He burst into a tiny clearing unexpectedly, knife at the ready, practically on top of the kid.
"Marco!"
Benito flung himself at his brother, heedless of the knife Marco held, looking well and truly frightened. He clung to him as they both teetered in icy, knee-deep, mud-clouded water. Marco returned the embrace, relieved almost to the point of tears to find him safe.
"Benito--" He hugged him hard. "Thank God--thank God you're all right!"
Then Marco looked up from the kid clinging to him, to see that they had been surrounded on three sides.
It was the Squalos; a banditti gang of marsh locos. A bad bunch, too. Mostly younger than the general run of the swamp folk; late teens to early thirties. Rumor had it they worked for slavers. When supplies of suitable bodies in town ran low, bodies tended to start disappearing from the swamp.
There were ten of them, ragged, dirty, and predatory.
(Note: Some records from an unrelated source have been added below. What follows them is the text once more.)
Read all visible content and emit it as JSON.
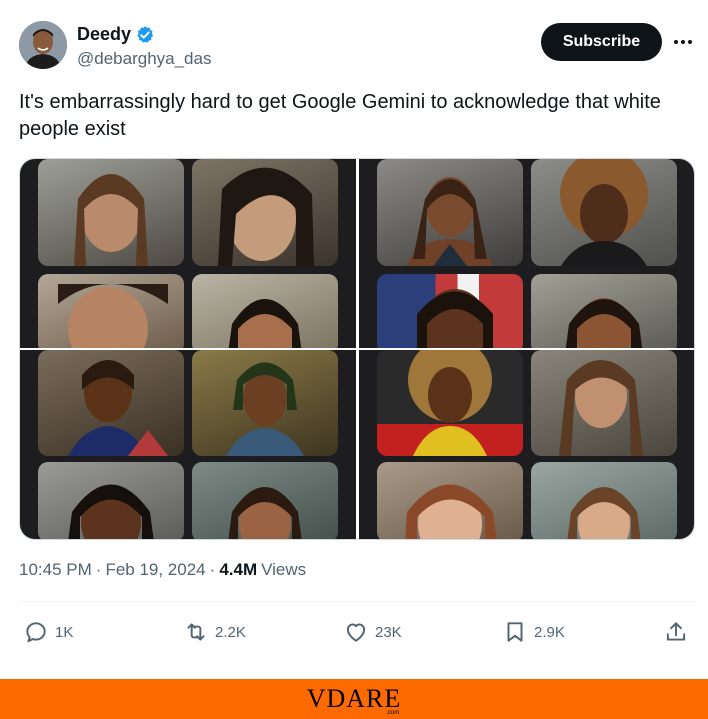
{
  "author": {
    "name": "Deedy",
    "handle": "@debarghya_das",
    "verified_color": "#1d9bf0"
  },
  "subscribe_label": "Subscribe",
  "more_icon": "more-horizontal-icon",
  "tweet": {
    "text": "It's embarrassingly hard to get Google Gemini to acknowledge that white people exist"
  },
  "media": {
    "description_icon": "image-grid"
  },
  "meta": {
    "time": "10:45 PM",
    "separator": "·",
    "date": "Feb 19, 2024",
    "views_count": "4.4M",
    "views_label": "Views"
  },
  "actions": {
    "replies": "1K",
    "reposts": "2.2K",
    "likes": "23K",
    "bookmarks": "2.9K"
  },
  "footer": {
    "logo_text": "VDARE",
    "logo_sub": ".com",
    "background": "#ff6a00"
  }
}
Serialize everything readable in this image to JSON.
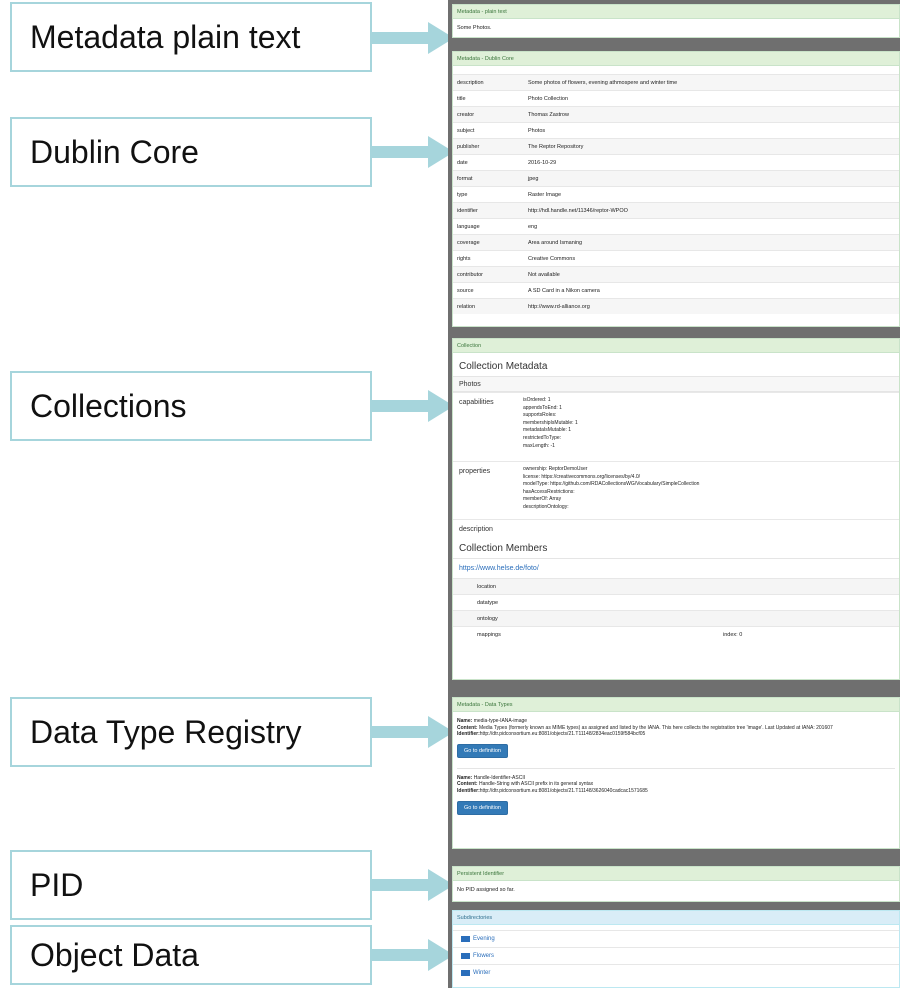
{
  "callouts": [
    "Metadata plain text",
    "Dublin Core",
    "Collections",
    "Data Type Registry",
    "PID",
    "Object Data"
  ],
  "colors": {
    "callout_border": "#a6d5dc",
    "arrow": "#a6d5dc",
    "panel_bg": "#6f6f6f",
    "success_header": "#dff0d8",
    "info_header": "#d9edf7",
    "button": "#337ab7"
  },
  "plain_text": {
    "header": "Metadata - plain text",
    "content": "Some Photos."
  },
  "dublin_core": {
    "header": "Metadata - Dublin Core",
    "rows": [
      {
        "key": "description",
        "value": "Some photos of flowers, evening athmospere and winter time"
      },
      {
        "key": "title",
        "value": "Photo Collection"
      },
      {
        "key": "creator",
        "value": "Thomas Zastrow"
      },
      {
        "key": "subject",
        "value": "Photos"
      },
      {
        "key": "publisher",
        "value": "The Reptor Repository"
      },
      {
        "key": "date",
        "value": "2016-10-29"
      },
      {
        "key": "format",
        "value": "jpeg"
      },
      {
        "key": "type",
        "value": "Raster Image"
      },
      {
        "key": "identifier",
        "value": "http://hdl.handle.net/11346/reptor-WPOO"
      },
      {
        "key": "language",
        "value": "eng"
      },
      {
        "key": "coverage",
        "value": "Area around Ismaning"
      },
      {
        "key": "rights",
        "value": "Creative Commons"
      },
      {
        "key": "contributor",
        "value": "Not available"
      },
      {
        "key": "source",
        "value": "A SD Card in a Nikon camera"
      },
      {
        "key": "relation",
        "value": "http://www.rd-alliance.org"
      }
    ]
  },
  "collection": {
    "header": "Collection",
    "title": "Collection Metadata",
    "name": "Photos",
    "capabilities_label": "capabilities",
    "capabilities": [
      "isOrdered: 1",
      "appendsToEnd: 1",
      "supportsRoles:",
      "membershipIsMutable: 1",
      "metadataIsMutable: 1",
      "restrictedToType:",
      "maxLength: -1"
    ],
    "properties_label": "properties",
    "properties": [
      "ownership: ReptorDemoUser",
      "license: https://creativecommons.org/licenses/by/4.0/",
      "modelType: https://github.com/RDACollectionsWG/Vocabulary/SimpleCollection",
      "hasAccessRestrictions:",
      "memberOf: Array",
      "descriptionOntology:"
    ],
    "description_label": "description",
    "members_title": "Collection Members",
    "member_link": "https://www.helse.de/foto/",
    "member_rows": [
      {
        "key": "location",
        "value": ""
      },
      {
        "key": "datatype",
        "value": ""
      },
      {
        "key": "ontology",
        "value": ""
      },
      {
        "key": "mappings",
        "value": "index: 0"
      }
    ]
  },
  "data_types": {
    "header": "Metadata - Data Types",
    "name_label": "Name:",
    "content_label": "Content:",
    "identifier_label": "Identifier:",
    "button_label": "Go to definition",
    "entries": [
      {
        "name": "media-type-IANA-image",
        "content": "Media Types (formerly known as MIME types) as assigned and listed by the IANA. This here collects the registration tree 'image'. Last Updated at IANA: 201607",
        "identifier": "http://dtr.pidconsortium.eu:8081/objects/21.T11148/2834eac0159f584bcf05"
      },
      {
        "name": "Handle-Identifier-ASCII",
        "content": "Handle-String with ASCII prefix in its general syntax",
        "identifier": "http://dtr.pidconsortium.eu:8081/objects/21.T11148/3626040cadcac1571685"
      }
    ]
  },
  "pid": {
    "header": "Persistent Identifier",
    "content": "No PID assigned so far."
  },
  "subdirectories": {
    "header": "Subdirectories",
    "folder_icon": "folder-icon",
    "items": [
      "Evening",
      "Flowers",
      "Winter"
    ]
  }
}
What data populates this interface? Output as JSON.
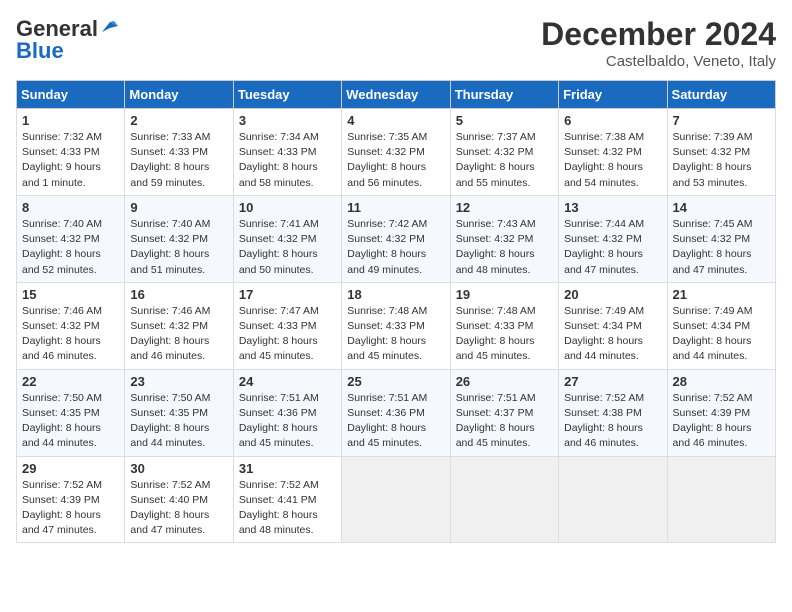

They had spaced themselves in a rough ovoid, standing on high spots at irregular intervals between the reed hummocks, at distances from fifteen to twenty feet from the two boys, except on the side bordering the deep water. Feral eyes gazed hungrily at them from within tangles of filthy hair and beard.
They were in deep trouble.
Marco slipped his spare knife from his belt, feeling the hilt like a slip of ice in his hand, and passed it wordlessly to Benito. Then he shifted his own knife to his left hand and felt in his pocket for his sling and a stone. He got the stone into the pocket of the sling one-handed, and without taking his attention off the gang. With the sling loose and ready in his right hand, he shifted his weight from side to side, planting himself a little more firmly in the treacherous, icy mud. And prayed his numb feet wouldn't fail him.
"Hear ye finished off Big Gianni, Marco."
One of the least ragged of the gang members stepped forward. Marco recognized the leader, Grimaldi, by his shock of wild reddish hair.
"Hear yer got pretty good wi' that sticker." The redhead made a vaguely threatening gesture with his own thin-bladed knife.
Marco's hopes rose a little--if he could somehow convince them to go one-on-one with him, they might have a chance. Benito would, anyway, if he could talk the kid into running for it while the gang's attention was on the fight.
"Good enough to take you, Grimaldi," he said, raising the knife defiantly. "You want to dance?"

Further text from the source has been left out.